Lee: “We didn’t know Anthony Carter would show up as big as he did. As big as he showed up, everybody was trying to prove that we belonged. One of the things you always knew was against the best teams, you’ve got to play the best, and everybody was thinking to themselves, ‘I’ve got to play the best I can play. This is my opportunity.’ The biggest stage that any of us had been on at that moment, and we just showed up.
“We were supporting each other and picking each other up. No one was complaining about a bad play. We were looking to make big plays. Before you knew it, the game was over, and we did it.”

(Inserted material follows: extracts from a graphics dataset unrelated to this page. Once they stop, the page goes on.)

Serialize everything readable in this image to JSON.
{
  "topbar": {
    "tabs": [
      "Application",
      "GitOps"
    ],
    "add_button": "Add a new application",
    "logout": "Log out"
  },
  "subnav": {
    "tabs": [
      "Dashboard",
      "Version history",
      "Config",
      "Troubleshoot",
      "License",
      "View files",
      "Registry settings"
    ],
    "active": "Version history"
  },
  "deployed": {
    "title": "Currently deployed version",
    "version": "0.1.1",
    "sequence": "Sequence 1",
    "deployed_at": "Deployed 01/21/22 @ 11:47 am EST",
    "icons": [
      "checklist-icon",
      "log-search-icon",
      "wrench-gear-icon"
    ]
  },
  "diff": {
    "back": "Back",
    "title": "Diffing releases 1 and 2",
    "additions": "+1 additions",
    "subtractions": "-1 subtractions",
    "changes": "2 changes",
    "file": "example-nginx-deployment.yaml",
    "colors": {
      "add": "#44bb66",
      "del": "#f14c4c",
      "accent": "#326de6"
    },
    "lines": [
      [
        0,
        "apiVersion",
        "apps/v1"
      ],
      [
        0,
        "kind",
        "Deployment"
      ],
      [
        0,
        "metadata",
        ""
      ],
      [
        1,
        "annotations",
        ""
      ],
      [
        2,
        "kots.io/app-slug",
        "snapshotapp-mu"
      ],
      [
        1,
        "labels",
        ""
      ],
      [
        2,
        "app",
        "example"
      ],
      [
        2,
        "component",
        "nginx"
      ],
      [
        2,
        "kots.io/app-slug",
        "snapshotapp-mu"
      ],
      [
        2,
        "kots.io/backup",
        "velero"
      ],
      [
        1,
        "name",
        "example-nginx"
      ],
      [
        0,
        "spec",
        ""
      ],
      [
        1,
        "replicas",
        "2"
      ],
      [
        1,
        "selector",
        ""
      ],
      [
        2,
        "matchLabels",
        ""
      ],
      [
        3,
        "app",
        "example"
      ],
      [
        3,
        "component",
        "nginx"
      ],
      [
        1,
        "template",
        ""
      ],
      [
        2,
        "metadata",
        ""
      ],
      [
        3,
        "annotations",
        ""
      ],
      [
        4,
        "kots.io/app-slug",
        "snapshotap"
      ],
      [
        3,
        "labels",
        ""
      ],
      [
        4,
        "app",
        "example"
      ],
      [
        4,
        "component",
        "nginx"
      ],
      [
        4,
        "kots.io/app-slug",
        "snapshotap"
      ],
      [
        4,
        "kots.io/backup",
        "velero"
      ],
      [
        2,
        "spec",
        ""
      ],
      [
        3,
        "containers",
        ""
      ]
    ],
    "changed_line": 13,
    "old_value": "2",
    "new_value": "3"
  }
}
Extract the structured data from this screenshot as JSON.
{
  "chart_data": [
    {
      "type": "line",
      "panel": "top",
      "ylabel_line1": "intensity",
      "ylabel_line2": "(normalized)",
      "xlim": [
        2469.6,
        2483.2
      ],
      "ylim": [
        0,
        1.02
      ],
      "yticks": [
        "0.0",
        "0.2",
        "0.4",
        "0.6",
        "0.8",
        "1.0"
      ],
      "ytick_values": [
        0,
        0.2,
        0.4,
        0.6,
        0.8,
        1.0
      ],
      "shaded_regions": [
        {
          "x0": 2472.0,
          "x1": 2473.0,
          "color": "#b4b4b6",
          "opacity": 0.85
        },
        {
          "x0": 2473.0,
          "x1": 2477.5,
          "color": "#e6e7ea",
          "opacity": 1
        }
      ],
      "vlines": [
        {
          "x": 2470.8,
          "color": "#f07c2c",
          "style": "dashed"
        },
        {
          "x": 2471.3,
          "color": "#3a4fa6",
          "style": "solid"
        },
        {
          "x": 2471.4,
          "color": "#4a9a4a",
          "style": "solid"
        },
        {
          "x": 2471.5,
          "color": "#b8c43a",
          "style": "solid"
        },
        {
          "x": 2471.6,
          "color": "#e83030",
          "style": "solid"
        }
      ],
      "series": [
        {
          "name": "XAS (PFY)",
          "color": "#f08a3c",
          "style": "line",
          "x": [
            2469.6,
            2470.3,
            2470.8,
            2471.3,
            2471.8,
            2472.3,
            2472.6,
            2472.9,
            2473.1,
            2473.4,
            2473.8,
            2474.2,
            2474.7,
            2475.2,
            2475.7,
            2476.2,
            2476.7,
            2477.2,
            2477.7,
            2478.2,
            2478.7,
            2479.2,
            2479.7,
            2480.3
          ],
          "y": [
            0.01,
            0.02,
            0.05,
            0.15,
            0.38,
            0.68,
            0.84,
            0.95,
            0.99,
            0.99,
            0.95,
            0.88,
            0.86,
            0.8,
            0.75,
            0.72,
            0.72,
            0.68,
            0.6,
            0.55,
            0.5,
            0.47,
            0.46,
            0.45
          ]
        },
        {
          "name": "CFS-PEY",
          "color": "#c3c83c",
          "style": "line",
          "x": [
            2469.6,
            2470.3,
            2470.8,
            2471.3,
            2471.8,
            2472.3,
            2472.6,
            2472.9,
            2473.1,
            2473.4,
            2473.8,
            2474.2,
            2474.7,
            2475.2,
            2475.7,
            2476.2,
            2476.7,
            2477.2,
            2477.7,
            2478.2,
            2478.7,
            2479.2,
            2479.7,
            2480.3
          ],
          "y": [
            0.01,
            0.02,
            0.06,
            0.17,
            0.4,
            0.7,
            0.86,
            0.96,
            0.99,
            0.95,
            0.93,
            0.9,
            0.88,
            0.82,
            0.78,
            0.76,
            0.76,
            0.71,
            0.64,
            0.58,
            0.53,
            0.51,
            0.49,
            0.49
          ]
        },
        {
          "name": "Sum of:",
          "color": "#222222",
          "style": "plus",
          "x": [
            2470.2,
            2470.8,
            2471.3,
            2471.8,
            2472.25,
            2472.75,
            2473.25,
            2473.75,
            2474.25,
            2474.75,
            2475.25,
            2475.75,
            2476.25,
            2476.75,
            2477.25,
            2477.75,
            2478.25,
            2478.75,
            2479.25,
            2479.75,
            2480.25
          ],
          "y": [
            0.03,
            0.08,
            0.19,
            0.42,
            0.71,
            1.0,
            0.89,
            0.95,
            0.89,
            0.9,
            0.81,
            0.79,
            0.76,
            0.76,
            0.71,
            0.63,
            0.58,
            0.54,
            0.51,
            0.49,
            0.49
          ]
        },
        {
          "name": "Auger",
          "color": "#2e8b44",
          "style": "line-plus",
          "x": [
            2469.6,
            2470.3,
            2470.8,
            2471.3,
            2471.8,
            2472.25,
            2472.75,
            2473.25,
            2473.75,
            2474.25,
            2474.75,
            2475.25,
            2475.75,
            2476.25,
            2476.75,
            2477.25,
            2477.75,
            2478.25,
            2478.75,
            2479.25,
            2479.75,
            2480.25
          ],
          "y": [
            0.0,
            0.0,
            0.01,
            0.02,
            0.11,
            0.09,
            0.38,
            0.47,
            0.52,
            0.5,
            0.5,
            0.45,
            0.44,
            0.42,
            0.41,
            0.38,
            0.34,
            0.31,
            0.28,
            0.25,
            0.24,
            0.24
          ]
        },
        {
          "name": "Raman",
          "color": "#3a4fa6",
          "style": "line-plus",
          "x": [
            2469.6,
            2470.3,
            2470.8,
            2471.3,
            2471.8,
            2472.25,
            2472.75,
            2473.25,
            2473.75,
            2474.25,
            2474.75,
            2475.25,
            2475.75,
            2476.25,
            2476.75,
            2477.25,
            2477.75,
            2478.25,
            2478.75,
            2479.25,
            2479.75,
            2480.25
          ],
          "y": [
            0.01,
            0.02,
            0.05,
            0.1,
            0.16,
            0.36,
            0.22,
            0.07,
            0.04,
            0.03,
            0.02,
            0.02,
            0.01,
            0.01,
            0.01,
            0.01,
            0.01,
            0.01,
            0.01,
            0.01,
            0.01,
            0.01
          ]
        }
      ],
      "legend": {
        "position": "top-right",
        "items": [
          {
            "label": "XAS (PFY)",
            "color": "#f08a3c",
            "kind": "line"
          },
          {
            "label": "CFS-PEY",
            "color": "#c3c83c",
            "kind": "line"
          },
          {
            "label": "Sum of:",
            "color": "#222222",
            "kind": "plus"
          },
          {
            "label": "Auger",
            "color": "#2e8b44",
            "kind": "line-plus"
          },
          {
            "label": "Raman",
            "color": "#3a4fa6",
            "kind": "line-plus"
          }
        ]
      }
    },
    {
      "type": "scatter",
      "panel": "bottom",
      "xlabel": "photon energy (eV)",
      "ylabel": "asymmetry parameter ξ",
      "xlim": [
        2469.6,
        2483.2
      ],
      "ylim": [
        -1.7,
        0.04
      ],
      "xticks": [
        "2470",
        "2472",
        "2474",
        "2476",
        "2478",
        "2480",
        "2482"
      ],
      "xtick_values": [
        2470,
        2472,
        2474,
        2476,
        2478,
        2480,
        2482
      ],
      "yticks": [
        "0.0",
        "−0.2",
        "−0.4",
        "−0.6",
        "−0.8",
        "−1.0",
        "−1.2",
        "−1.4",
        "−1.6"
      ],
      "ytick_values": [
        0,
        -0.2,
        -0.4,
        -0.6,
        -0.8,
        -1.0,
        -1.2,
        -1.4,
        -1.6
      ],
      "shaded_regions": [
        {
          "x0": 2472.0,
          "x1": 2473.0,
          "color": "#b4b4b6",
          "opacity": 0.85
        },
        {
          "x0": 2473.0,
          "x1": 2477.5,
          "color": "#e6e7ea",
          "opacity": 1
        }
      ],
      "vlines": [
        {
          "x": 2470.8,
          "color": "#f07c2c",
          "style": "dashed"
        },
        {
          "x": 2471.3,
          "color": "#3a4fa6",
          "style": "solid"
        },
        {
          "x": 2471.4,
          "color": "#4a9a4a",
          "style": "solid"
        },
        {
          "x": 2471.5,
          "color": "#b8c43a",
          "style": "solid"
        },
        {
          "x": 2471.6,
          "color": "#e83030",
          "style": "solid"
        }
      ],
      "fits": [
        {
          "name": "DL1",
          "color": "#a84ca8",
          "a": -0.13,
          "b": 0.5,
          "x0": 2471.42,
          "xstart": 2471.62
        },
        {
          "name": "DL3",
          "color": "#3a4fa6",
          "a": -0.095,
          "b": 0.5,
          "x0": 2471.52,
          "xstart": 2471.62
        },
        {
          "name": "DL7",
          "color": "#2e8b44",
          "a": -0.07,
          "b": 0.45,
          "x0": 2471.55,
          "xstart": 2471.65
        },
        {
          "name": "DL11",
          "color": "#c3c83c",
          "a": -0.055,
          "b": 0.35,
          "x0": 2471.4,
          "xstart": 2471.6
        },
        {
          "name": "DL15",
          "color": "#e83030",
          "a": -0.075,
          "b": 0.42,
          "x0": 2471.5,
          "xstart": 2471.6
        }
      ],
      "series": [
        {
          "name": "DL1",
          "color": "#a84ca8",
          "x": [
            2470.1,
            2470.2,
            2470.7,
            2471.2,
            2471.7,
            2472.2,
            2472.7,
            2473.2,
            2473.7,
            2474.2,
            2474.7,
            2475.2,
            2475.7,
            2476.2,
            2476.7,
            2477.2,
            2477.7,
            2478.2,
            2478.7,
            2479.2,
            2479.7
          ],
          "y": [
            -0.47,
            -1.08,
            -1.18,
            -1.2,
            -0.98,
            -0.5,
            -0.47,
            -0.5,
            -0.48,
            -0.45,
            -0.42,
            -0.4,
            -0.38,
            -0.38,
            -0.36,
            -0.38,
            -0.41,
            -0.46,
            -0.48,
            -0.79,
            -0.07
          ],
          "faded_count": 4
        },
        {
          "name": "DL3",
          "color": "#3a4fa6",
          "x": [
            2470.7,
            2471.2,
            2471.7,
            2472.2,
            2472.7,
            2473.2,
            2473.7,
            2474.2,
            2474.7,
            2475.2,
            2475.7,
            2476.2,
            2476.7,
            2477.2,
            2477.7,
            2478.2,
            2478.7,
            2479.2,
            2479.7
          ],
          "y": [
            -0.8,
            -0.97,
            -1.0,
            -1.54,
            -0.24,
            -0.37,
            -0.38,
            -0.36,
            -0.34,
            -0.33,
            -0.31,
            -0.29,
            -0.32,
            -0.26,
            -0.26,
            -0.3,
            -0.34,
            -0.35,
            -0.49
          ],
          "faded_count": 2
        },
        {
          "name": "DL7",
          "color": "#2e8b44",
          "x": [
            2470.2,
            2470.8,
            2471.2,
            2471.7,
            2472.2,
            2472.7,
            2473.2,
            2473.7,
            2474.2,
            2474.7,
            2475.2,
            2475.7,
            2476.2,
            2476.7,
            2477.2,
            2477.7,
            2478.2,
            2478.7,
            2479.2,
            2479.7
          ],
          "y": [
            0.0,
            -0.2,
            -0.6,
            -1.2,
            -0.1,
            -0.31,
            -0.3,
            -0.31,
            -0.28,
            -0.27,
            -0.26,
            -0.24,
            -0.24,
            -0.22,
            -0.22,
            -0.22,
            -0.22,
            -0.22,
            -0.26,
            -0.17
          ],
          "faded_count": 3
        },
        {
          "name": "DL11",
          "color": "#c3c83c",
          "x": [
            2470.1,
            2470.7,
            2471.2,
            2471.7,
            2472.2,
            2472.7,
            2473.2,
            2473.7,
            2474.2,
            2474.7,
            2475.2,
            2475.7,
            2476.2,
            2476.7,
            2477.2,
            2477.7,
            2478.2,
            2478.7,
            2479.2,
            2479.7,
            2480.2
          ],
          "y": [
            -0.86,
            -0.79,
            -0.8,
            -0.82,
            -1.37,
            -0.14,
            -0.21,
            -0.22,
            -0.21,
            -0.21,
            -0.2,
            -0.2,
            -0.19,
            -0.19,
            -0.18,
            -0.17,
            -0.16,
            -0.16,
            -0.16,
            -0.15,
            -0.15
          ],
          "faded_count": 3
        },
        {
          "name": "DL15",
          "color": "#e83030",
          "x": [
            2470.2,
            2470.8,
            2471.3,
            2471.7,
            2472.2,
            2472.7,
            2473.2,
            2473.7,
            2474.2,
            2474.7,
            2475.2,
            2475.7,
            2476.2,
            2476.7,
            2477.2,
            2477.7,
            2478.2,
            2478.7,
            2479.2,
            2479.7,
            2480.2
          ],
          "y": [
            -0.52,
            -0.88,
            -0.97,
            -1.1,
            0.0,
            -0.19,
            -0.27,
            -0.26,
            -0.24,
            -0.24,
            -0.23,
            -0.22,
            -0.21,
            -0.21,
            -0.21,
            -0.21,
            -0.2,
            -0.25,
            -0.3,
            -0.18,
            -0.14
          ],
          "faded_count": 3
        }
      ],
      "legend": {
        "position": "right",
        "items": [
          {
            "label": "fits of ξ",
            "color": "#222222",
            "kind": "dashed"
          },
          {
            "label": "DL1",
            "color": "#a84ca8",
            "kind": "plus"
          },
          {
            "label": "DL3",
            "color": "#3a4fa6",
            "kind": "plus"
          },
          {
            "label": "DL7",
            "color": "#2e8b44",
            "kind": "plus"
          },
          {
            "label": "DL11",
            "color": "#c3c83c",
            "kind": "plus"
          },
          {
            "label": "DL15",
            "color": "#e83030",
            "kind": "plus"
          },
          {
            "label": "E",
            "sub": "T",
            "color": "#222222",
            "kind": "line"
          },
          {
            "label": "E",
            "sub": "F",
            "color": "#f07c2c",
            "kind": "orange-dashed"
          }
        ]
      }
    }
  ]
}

Lee had a better view of Carter’s talents than most because of going against him in practices.
Lee: “I would see A.C. every day in 1-on-1 and I understood how great he was. … When you’re looking at the guy you know is so good and you see him in practice, now he got a chance to be on that stage and go after their secondary and literally shred it to pieces. I wanted A.C. to have that game, and he essentially pulled us through it.”
The aftermath
The magical run by the Vikings through the NFC Playoffs was topped in improbability and reality by Williams, who became the first African-American quarterback to win a Super Bowl.
He was able to line up in victory formation for a pair of kneel-downs after a pass from Wilson to Darrin Nelson at the Washington 1-yard line bounced off the dual-threat running back’s hands with 52 seconds remaining.
Thomas: “I remember many of us being sick that day. We got some bug or something, and I was one of them. To go in and out of the game and be so close to it, it was just heartbreaking. They show that last play, it was like, ‘How close were we?’ ”
Washington defeated Denver 42-10 in San Diego on Jan. 31 to claim Super Bowl XXII behind a 340-yard, four-touchdown day by Williams.
The ’88 Vikings (11-5) outscored opponents 406 to 233 and defeated the Rams in a Wild Card game but lost in the Divisional round to Super Bowl XXIII winner San Francisco. The ’89 Vikings (10-6) outdid foes 351 to 275 on the scoreboard, recorded 71 sacks (21 by Doleman) and won the NFC Central but again lost to the 49ers in the Divisional round before San Francisco claimed Super Bowl XXIV.
Studwell retired after the 1990 season, shifting into a scouting role with the personnel department in 1991.
Lee played through the 1993 season in Minnesota and finished his career with New Orleans in 1994.
Thomas remained with the Vikings through 1994 and continued his career with two seasons in Detroit and four with New England, wrapping up in 2000.
Doleman’s first run with the Vikings continued through the ’93 season. After two seasons in Atlanta and three with San Francisco, which included playing in the NFC Championship after the 1997 season, Doleman finished his career with Minnesota in 1999. He was enshrined in the Pro Football Hall of Fame in 2012.
Doleman: “One of the hardest times in my life, I played in [the NFC Championship] game twice and never made it to the Super Bowl, but it was also one of the happiest times. You realized how important your teammates were and how important it is to have that unity, the support of the community and the fans across America that support the NFL and the Minnesota Vikings.”